Dr. Luke Johnston is a diabetes epidemiologist working at the Steno Diabetes Center Aarhus in Denmark. He is passionate about educating
researchers on modern computing tools and skills, having taught many Carpentry workshops as well as creating and instructing several intensive courses teaching computing skills and analytic reproducibility to diabetes researchers. When he isn't teaching or doing research, he is building software tools to automate common research workflows and tasks.

Dr. Joel Ostblom is a post-doctoral teaching fellow in the Master's of Data Science program at the University of British Columbia in Vancouver, B.C.
He has co-created or led the development of several courses and workshops at the University of Toronto and the University of British Columbia. Joel cares deeply about spreading data literacy and excitement over programmatic data analysis, which is reflected in his contributions to open source projects and data science learning resources.

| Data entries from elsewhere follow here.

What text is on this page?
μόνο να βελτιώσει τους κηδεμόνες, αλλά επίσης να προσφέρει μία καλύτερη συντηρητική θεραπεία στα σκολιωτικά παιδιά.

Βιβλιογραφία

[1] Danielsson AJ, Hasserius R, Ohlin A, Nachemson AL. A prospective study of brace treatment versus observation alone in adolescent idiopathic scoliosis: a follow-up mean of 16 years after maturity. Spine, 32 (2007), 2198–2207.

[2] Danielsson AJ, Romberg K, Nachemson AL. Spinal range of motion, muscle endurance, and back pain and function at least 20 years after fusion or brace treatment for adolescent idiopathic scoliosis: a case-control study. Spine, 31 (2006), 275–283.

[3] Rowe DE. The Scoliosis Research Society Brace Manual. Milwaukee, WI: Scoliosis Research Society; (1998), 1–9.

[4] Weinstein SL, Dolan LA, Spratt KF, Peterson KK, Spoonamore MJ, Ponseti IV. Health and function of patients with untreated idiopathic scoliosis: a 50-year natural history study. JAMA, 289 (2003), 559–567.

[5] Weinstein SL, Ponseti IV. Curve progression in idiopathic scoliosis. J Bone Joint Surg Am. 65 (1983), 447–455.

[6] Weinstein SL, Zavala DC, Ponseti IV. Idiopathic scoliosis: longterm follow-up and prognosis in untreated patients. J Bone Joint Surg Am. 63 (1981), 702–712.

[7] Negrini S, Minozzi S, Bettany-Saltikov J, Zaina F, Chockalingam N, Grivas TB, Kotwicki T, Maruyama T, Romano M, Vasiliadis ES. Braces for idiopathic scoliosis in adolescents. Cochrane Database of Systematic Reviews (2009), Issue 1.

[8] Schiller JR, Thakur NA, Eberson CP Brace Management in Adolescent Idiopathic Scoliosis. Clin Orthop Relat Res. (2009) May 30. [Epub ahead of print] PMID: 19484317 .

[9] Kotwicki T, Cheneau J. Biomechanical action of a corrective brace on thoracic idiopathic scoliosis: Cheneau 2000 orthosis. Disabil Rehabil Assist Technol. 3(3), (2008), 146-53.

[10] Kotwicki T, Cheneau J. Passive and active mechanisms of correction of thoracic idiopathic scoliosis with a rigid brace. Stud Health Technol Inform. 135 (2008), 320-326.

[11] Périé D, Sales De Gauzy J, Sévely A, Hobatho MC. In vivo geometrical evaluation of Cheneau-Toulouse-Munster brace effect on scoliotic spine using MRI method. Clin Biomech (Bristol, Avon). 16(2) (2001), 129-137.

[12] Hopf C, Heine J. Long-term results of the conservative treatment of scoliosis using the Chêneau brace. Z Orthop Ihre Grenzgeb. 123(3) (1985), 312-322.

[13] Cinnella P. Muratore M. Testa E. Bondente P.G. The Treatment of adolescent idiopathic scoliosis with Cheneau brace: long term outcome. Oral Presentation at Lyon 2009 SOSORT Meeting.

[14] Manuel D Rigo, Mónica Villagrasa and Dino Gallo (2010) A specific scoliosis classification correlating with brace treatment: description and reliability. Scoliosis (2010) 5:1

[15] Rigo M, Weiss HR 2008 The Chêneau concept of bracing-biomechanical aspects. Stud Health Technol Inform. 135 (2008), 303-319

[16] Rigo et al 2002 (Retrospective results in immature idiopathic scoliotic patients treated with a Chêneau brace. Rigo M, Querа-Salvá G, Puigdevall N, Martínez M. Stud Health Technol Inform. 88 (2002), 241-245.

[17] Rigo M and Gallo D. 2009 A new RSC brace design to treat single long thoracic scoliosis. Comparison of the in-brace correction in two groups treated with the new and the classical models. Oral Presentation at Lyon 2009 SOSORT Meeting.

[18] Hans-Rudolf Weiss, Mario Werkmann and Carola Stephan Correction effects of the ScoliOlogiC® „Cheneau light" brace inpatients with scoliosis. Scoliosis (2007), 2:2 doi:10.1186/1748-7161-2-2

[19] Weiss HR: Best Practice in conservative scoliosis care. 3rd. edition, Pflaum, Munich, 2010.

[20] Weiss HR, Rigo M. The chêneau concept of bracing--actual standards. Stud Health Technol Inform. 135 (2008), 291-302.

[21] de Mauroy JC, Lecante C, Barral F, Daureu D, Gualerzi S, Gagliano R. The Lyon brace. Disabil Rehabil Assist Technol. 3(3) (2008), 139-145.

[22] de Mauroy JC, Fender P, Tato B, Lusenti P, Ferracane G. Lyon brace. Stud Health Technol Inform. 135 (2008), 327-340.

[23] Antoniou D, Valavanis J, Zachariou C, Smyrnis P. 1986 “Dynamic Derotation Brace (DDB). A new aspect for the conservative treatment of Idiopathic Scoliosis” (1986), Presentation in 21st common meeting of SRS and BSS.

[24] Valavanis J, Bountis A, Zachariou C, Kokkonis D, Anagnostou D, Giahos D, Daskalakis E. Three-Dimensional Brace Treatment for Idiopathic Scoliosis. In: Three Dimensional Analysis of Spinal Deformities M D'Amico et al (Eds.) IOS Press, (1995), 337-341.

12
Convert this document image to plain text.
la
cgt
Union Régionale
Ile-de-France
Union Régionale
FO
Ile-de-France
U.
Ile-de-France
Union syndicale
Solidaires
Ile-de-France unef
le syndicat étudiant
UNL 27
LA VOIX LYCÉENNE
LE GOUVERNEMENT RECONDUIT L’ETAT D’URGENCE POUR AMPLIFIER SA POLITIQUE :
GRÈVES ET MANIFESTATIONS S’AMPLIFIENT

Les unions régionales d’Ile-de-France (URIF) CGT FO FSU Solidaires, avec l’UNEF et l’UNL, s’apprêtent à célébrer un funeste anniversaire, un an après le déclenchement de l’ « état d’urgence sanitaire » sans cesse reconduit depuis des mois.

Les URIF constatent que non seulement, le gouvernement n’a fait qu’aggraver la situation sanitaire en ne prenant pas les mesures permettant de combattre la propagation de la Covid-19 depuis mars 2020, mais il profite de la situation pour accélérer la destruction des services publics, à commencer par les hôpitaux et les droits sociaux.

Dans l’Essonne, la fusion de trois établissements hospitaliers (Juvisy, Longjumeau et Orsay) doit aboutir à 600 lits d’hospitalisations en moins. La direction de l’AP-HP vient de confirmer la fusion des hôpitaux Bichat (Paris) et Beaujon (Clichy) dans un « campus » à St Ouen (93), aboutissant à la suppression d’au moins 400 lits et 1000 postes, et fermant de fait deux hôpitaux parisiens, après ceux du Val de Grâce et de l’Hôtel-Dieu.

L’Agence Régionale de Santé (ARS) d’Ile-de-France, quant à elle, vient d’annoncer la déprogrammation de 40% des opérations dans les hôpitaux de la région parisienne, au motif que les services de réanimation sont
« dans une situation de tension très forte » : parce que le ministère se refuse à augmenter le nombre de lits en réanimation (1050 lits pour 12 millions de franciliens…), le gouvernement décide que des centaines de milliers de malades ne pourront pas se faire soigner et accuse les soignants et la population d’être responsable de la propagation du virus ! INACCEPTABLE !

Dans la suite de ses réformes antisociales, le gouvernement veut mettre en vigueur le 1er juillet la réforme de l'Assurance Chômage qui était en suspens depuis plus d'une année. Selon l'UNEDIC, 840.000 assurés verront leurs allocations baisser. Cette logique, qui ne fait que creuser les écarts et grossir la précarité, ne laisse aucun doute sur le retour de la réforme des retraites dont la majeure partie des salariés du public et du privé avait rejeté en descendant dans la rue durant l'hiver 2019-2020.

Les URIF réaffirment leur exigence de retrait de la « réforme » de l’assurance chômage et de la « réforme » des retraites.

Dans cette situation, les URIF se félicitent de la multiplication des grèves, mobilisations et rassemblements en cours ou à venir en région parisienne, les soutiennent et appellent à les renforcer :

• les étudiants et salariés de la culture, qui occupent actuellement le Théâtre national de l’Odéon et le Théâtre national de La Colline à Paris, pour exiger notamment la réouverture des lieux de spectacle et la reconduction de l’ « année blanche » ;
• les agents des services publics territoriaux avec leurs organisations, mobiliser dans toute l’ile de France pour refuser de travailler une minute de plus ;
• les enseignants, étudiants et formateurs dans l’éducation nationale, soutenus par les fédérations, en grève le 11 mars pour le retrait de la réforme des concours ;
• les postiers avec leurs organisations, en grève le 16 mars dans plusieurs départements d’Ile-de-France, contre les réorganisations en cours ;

Dr. Charlotte Wickham is a data scientist and educator, who teaches in the Statistics Department at Oregon State University, as well as operating her own consulting and training business. She loves to help people build their data super powers in the R programming language. She currently lives in Corvallis, Oregon, but originally hails from New Zealand.

Dr. Greg Wilson is a programmer and educator based in Toronto, Ontario. He was the co-founder and first Executive Director of Software Carpentry,
and currently leads the instructor training program at RStudio PBC. A member of the Python Software Foundation, Greg has written or edited over a dozen books and received ACM SIGSOFT's Influential Educator Award in 2020.